Tout le monde se rendait à l'église le dimanche de Pâques, comme nous l'avons vu plus haut, et c'était le seul moment de l'année où même les chrétiens les moins enthousiastes communiaient. Les prêtres consignaient souvent dans un livre de Pâques les noms des participants à l'office (les sujets d'Élisabeth devaient communier au moins trois fois par an). Des fêtes étaient organisées, au cours desquelles, bien entendu, toutes sortes de plats étaient servis, à base de viande et de sucreries tant attendues. La réduction des traditions catholiques s'accompagna d'un retour aux anciennes coutumes païennes, la période de l'année étant le printemps et ayant donc toujours été associée à la fertilité. C'est ainsi que les œufs et les lapins firent leur réapparition à côté des traditions chrétiennes de Pâques.
Noël
Le compte à rebours avant Noël, l'Avent, commençait le dimanche le plus proche du 30 novembre, jour de la Saint-André. À l'origine, l'Avent était censé être une période de jeûne, mais il fut de moins en moins respecté au fil des ans. Les vacances proprement dites commençaient le 25 décembre et duraient 12 jours, jusqu'au 6 janvier. Les écoliers avaient deux semaines de congé supplémentaires à cette époque de l'année. Au Moyen-Âge, la veille du 6 décembre, la Douzième Nuit (Twelfth night), donnait lieu aux célébrations les plus importantes de la fête, car elle était également associée au milieu de l'hiver, mais c'était désormais le 25 décembre qui était devenu le plus grand jour de fête de cette période. Les maisons étaient décorées de houx, de gui et de lierre, tandis qu'une bûche était brûlée pendant toute la durée de la fête. Des plats spéciaux étaient préparés à partir d'ingrédients plus coûteux que d'habitude, en particulier des tartes et des gâteaux aux fruits épicés. Les noix et les oranges étaient d'autres raretés appréciées à cette époque de l'année, tout comme la bière épicée connue sous le nom de wassail, et, bien sûr, il y avait beaucoup de danse, de musique et de jeux.
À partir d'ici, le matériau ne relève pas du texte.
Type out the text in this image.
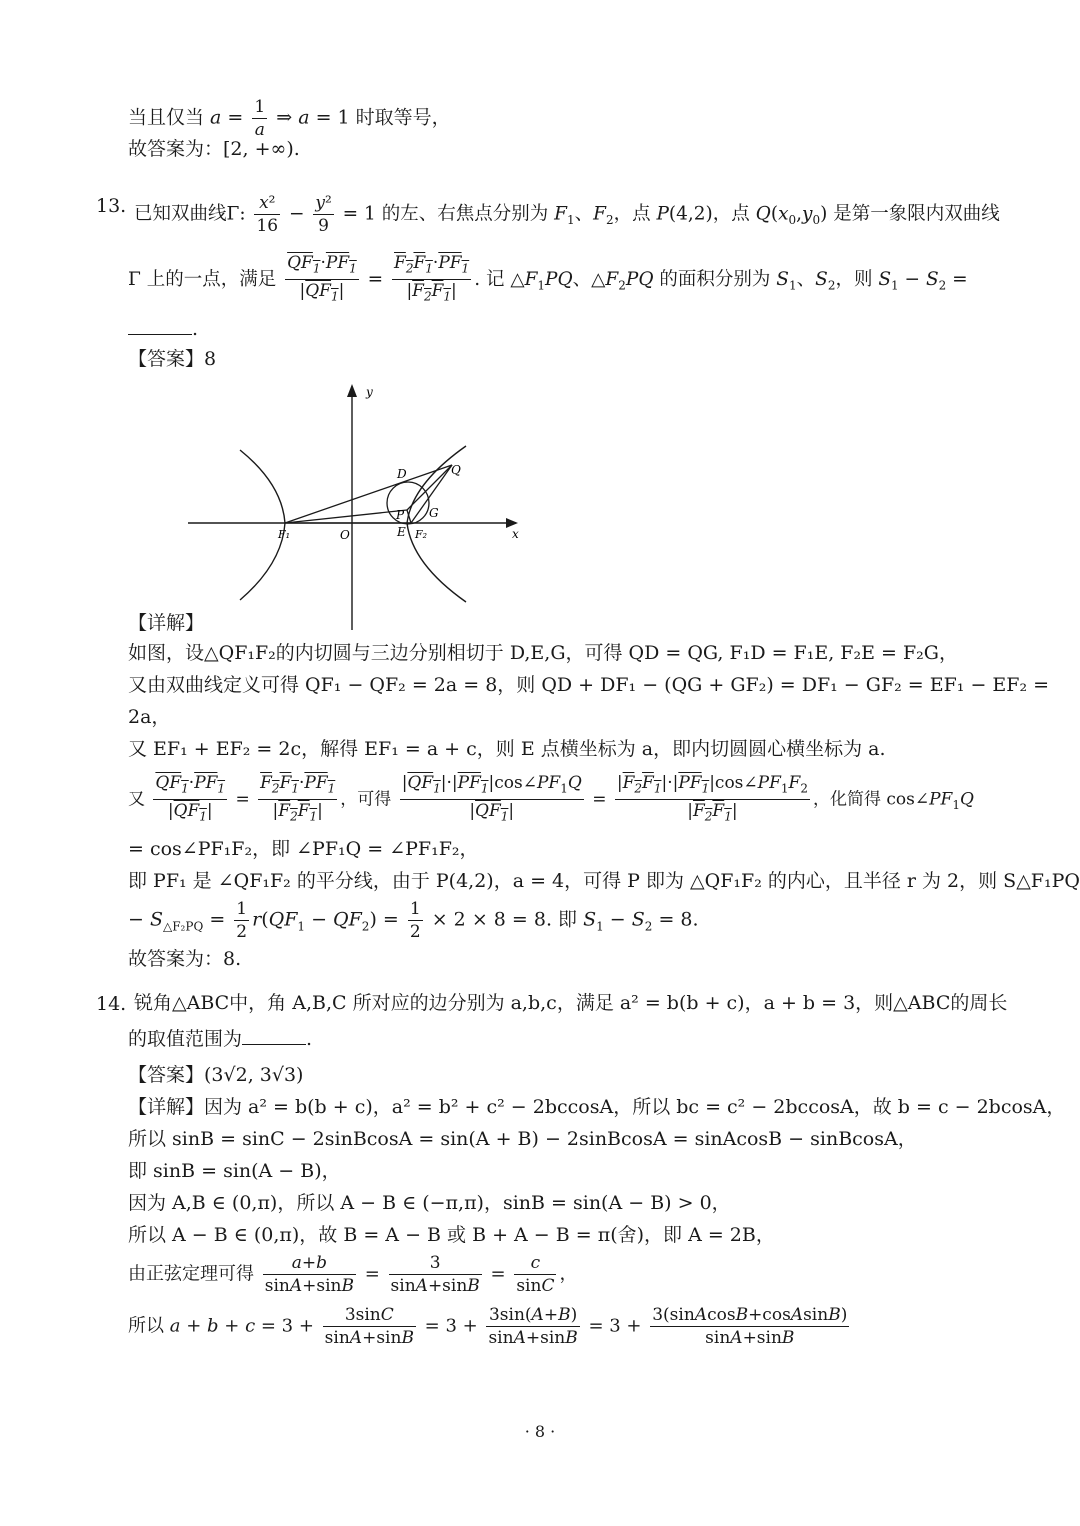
当且仅当 $a = \frac{1}{a}$ ⇒ a = 1 时取等号，
故答案为：[2, +∞).
13. 已知双曲线Γ: $\frac{\text{x²}}{16} - \frac{\text{y²}}{9} = 1$ 的左、右焦点分别为 $F_1$、$F_2$，点 P(4,2)，点 $Q(x_0,y_0)$ 是第一象限内双曲线
Γ 上的一点，满足 $\frac{QF_1\cdot PF_1}{|QF_1|} = \frac{F_2F_1\cdot PF_1}{|F_2F_1|}$ . 记 $\triangle F_1PQ$、$\triangle F_2PQ$ 的面积分别为 $S_1$、$S_2$，则 $S_1 - S_2$ =
.
【答案】8
y
x
O
F₁	F₂
E
P
D	Q
G
【详解】
如图，设△QF₁F₂的内切圆与三边分别相切于 D,E,G，可得 QD = QG, F₁D = F₁E, F₂E = F₂G，
又由双曲线定义可得 QF₁ − QF₂ = 2a = 8，则 QD + DF₁ − (QG + GF₂) = DF₁ − GF₂ = EF₁ − EF₂ =
2a，
又 EF₁ + EF₂ = 2c，解得 EF₁ = a + c，则 E 点横坐标为 a，即内切圆圆心横坐标为 a.
又 $\frac{QF_1\cdot PF_1}{|QF_1|} = \frac{F_2F_1\cdot PF_1}{|F_2F_1|}$ ，可得 $\frac{|QF_1|\cdot|PF_1|\cos\angle PF_1Q}{|QF_1|} = \frac{|F_2F_1|\cdot|PF_1|\cos\angle PF_1F_2}{|F_2F_1|}$ ，化简得 $\cos\angle PF_1Q$
= cos∠PF₁F₂，即 ∠PF₁Q = ∠PF₁F₂，
即 PF₁ 是 ∠QF₁F₂ 的平分线，由于 P(4,2)，a = 4，可得 P 即为 △QF₁F₂ 的内心，且半径 r 为 2，则 S△F₁PQ
− $S_{\triangle F_2PQ} = \frac{1}{2} r(QF_1 - QF_2) = \frac{1}{2} \times 2 \times 8 = 8$. 即 $S_1 - S_2 = 8$.
故答案为：8.
14. 锐角△ABC中，角 A,B,C 所对应的边分别为 a,b,c，满足 a² = b(b + c)，a + b = 3，则△ABC的周长
的取值范围为	.
【答案】(3√2, 3√3)
【详解】因为 a² = b(b + c)，a² = b² + c² − 2bccosA，所以 bc = c² − 2bccosA，故 b = c − 2bcosA，
所以 sinB = sinC − 2sinBcosA = sin(A + B) − 2sinBcosA = sinAcosB − sinBcosA，
即 sinB = sin(A − B)，
因为 A,B ∈ (0,π)，所以 A − B ∈ (−π,π)，sinB = sin(A − B) > 0，
所以 A − B ∈ (0,π)，故 B = A − B 或 B + A − B = π(舍)，即 A = 2B，
由正弦定理可得 $\frac{a+b}{\sin A+\sin B} = \frac{3}{\sin A+\sin B} = \frac{c}{\sin C}$ ，
所以 $a + b + c = 3 + \frac{3\sin C}{\sin A+\sin B} = 3 + \frac{3\sin(A+B)}{\sin A+\sin B} = 3 + \frac{\text{3(sinAcosB+cosAsinB)}}{\sin A+\sin B}$
· 8 ·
Une trêve des normes sociales
Les vacances n'étaient pas seulement une pause dans le labeur habituel, elles étaient aussi souvent l'occasion d'assouplir les règles sociales. Des jeux tels que l'inversion des rôles entre les sexes, la nomination d'un roturier comme "roi du festin" ou la présence de jeunes apprentis dans les rues pour faire en sorte que leurs aînés respectent les lois étaient source d'une grande hilarité. C'était aussi l'occasion de boire et de s'amuser, souvent jusqu'à l'excès. Cependant, comme le souligne l'historien J. Morrill, "la licence festive, tout en semblant transgresser les frontières sociales, servait en réalité à souligner les attentes concernant le comportement approprié exigé dans la vie de tous les jours" (199). Les fêtes n'étaient qu'une rupture temporaire et trop courte avec la normalité. En outre, les festins et les célébrations ne faisaient souvent que souligner le fossé entre les riches et les pauvres. De plus, les riches étaient confortés dans leur position de supériorité par le fait qu'on attendait d'eux qu'ils fassent étalage de leur richesse et de leurs sentiments de charité en donnant aux pauvres et en assumant une plus grande part des coûts des célébrations communautaires.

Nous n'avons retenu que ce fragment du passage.